Conference Amid Regional Tensions
The conference at the Ritz-Carlton Riyadh is happening against the backdrop of regional tensions. Over the past year, Israel has been involved in conflicts with groups like Hezbollah and Yemen’s Houthis. In September, Israel launched an operation in Lebanon, and tensions have been high since Israel’s response to missile attacks over Tel Aviv and other areas on October 1.
Early on Saturday, Israel struck military sites in Iran targeting missile factories. Israel’s military later stated it had completed “targeted” attacks in Iran and was ready for “defensive and offensive action.”
So far, oil prices and the Saudi economy have remained relatively unaffected, dropping 4% early Monday after Israel’s strike on Iran. This stability may be due in part to the reconciliation agreement Saudi Arabia signed with Iran, brokered by China in March 2023.

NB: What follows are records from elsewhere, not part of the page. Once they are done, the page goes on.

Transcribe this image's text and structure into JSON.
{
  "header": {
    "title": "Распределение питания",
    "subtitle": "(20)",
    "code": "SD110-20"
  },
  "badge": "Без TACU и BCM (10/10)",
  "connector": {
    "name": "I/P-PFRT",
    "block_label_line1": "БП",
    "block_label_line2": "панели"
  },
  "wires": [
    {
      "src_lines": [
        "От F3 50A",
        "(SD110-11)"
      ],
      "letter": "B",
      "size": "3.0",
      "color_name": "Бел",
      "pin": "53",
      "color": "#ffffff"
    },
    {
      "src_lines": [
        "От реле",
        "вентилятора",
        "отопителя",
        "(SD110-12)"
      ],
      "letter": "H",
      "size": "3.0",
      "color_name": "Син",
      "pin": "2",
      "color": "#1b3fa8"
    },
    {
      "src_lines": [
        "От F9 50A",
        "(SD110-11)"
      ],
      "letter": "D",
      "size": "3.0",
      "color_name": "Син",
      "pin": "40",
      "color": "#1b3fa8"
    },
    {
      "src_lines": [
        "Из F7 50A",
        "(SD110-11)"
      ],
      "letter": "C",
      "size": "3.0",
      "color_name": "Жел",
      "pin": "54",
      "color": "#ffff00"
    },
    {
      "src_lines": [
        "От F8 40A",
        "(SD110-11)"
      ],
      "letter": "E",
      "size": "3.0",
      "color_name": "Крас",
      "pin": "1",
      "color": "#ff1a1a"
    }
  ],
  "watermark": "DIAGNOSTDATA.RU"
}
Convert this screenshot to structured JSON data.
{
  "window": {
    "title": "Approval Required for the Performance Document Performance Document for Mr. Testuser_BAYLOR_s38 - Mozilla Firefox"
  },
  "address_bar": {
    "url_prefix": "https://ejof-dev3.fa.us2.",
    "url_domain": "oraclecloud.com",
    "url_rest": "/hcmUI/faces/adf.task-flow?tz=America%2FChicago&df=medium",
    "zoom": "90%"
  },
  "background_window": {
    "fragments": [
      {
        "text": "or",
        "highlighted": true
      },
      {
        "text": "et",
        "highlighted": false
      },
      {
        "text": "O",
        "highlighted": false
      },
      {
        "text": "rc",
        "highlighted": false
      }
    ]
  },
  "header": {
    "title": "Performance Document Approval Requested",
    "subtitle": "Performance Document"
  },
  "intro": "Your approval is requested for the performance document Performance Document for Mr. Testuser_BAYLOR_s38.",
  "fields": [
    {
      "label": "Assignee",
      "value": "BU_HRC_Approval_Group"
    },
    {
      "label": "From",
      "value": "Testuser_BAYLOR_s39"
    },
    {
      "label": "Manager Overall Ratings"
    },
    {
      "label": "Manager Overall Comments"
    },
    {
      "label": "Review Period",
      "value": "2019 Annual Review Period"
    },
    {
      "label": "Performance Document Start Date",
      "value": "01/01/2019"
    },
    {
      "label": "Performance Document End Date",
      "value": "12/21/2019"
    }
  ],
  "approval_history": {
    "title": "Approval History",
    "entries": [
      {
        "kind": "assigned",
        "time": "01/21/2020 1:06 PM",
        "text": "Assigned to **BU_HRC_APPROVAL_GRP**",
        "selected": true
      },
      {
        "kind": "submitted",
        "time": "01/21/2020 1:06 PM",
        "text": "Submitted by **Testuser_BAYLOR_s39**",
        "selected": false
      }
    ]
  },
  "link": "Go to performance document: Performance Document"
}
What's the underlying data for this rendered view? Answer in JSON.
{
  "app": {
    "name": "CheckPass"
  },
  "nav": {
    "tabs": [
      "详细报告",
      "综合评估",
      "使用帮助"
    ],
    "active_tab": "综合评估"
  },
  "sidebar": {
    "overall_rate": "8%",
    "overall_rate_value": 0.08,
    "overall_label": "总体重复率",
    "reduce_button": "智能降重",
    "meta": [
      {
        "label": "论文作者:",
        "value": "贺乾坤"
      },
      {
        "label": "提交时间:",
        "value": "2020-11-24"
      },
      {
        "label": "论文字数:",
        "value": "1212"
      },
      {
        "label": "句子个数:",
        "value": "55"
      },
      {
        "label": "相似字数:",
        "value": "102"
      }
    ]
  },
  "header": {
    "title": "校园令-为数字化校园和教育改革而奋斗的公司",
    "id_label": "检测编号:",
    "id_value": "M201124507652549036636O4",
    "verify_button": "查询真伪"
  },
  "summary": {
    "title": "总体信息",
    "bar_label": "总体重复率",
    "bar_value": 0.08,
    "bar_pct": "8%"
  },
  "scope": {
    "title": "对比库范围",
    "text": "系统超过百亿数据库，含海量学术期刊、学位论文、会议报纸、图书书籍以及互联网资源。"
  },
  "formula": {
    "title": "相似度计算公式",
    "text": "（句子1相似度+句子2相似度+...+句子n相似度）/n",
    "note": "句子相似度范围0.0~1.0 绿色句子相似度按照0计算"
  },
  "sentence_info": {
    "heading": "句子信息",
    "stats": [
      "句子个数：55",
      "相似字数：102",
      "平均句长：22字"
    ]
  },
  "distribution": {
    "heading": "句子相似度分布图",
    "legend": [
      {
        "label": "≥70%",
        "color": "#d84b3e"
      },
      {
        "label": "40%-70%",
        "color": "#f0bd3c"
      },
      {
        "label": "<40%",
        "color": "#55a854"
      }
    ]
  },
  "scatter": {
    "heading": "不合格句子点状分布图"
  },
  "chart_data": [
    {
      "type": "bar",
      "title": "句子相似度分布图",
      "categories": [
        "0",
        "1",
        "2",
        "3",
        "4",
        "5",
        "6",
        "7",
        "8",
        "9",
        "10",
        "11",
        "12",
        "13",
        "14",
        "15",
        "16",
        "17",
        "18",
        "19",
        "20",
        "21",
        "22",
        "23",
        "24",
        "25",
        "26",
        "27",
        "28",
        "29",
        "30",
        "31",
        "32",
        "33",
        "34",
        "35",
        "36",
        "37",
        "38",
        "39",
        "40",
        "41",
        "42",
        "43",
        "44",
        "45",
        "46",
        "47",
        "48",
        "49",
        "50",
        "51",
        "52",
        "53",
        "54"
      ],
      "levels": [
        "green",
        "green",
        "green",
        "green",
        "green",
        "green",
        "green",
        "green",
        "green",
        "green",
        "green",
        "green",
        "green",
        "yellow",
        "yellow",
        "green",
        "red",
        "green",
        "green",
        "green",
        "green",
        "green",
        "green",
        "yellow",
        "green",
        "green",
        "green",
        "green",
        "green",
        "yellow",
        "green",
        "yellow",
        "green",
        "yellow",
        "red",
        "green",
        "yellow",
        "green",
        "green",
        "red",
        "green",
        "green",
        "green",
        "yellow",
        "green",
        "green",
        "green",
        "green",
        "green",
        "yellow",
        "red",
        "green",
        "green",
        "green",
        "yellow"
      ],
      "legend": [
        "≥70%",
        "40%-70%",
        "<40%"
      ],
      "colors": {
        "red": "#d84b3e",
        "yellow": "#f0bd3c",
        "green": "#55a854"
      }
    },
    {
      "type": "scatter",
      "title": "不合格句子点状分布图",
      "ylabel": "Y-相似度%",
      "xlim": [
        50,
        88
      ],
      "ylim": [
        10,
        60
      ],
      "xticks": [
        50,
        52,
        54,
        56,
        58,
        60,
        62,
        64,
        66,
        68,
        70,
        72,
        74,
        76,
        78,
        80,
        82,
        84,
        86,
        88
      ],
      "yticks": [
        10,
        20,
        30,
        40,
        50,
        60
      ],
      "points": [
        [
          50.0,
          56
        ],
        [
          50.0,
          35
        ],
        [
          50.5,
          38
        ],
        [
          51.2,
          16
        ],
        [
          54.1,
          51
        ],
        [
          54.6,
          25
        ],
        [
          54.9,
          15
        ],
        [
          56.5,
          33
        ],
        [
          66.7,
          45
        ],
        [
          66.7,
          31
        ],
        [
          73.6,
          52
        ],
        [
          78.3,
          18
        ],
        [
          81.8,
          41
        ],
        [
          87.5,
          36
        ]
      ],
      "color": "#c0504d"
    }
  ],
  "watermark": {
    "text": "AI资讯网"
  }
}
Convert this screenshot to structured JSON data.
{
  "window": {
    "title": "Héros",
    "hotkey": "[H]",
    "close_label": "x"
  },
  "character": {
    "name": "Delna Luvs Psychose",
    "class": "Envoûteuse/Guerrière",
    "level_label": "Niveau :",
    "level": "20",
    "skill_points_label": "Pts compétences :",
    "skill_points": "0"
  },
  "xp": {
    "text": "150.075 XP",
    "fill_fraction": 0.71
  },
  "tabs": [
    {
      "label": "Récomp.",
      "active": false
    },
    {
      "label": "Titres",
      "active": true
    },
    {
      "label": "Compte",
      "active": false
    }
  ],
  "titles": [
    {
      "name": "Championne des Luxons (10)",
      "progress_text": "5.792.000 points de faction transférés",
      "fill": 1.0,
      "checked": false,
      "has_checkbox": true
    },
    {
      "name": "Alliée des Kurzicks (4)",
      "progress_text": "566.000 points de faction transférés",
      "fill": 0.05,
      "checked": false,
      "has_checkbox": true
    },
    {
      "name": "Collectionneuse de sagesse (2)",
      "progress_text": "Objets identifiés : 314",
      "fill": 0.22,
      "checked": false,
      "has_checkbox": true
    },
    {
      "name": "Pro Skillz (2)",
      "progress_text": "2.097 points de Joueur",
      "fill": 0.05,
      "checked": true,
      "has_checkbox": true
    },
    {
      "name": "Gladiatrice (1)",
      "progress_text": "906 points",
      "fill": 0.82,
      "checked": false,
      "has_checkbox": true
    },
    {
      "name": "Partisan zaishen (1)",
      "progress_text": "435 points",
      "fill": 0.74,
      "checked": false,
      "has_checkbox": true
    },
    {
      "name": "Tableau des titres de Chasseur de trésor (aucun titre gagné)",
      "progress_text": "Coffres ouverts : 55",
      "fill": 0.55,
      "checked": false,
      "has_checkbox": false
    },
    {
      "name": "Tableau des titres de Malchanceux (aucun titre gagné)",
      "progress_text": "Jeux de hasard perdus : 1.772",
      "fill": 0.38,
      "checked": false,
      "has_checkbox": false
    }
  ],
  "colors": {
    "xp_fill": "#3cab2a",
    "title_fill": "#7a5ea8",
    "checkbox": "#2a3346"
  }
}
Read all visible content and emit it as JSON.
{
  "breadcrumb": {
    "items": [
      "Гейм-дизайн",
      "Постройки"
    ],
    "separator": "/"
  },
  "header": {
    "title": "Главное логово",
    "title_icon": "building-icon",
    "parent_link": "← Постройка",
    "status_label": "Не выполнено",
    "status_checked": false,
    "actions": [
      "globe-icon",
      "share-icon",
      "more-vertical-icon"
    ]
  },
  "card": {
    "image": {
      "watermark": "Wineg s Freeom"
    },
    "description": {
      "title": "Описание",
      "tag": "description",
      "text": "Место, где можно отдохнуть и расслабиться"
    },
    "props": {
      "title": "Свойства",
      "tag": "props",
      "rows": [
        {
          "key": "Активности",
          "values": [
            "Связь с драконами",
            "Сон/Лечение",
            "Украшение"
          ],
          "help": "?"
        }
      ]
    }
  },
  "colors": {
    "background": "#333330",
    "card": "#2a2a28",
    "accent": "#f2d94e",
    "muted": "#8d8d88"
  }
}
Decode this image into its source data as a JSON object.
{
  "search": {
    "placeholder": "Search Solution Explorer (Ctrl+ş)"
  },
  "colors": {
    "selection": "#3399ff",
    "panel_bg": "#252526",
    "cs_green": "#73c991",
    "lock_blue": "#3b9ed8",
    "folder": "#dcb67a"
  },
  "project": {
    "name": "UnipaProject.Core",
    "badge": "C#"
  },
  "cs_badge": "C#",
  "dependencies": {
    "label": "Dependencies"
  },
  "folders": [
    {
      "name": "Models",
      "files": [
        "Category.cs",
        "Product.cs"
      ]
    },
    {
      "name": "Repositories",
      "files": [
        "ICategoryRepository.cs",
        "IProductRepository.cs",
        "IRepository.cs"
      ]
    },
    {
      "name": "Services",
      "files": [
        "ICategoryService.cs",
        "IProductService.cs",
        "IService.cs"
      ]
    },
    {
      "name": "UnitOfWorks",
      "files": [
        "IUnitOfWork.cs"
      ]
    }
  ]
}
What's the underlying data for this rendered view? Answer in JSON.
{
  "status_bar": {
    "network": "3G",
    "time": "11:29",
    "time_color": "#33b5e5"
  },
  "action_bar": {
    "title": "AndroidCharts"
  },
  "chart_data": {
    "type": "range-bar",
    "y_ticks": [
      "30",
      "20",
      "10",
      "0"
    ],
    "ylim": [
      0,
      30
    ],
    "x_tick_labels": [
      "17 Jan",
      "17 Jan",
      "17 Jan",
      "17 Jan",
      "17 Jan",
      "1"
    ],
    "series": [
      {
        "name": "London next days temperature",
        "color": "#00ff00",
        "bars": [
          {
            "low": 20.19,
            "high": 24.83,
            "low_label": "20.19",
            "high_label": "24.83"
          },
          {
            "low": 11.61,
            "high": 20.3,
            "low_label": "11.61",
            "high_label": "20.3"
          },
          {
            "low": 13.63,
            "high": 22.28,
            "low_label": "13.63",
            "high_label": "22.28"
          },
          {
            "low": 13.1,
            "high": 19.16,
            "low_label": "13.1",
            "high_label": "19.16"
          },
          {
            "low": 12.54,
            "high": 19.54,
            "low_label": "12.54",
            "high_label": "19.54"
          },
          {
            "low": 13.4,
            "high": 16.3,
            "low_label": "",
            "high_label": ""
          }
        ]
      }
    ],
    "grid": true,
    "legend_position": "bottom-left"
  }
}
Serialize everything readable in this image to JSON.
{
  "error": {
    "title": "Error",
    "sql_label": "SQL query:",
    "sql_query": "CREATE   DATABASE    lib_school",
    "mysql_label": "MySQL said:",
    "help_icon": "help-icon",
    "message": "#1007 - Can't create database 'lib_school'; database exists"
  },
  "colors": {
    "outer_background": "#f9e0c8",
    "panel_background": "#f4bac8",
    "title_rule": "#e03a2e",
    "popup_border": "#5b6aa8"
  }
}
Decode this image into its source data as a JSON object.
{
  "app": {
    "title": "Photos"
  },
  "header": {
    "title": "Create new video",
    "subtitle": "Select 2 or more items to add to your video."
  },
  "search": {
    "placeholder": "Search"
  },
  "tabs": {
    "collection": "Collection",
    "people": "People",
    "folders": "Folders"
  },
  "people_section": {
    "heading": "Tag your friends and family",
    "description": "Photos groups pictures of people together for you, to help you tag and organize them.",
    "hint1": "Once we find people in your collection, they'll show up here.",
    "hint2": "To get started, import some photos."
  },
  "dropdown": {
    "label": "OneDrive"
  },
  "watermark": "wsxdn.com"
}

“Saudi Arabia has done a phenomenal job recently of shielding itself from geopolitical events,” Arbid said.
Local investors make up the majority of market participants, and confidence is strong. The Tadawul All Shares Index, Saudi Arabia’s main stock market index, is up 16.48% over the last year.
However, some regional analysts warn that ongoing conflicts could lead to further instability. “The war has escalated to a de facto regional war,” said Aziz Alghashian, director of research at the Observer Research Foundation Middle East. “The continuation of it has the potential to create more radicalization in and around the region.”
“Attracting foreign direct investment and tourism, while maintaining oil prices at desired levels, are key for keeping Saudi Arabia’s mega projects and diversification plans on track,” Alghashian added. “This is complicated by regional conflicts, so the economy and security go very much hand in hand.”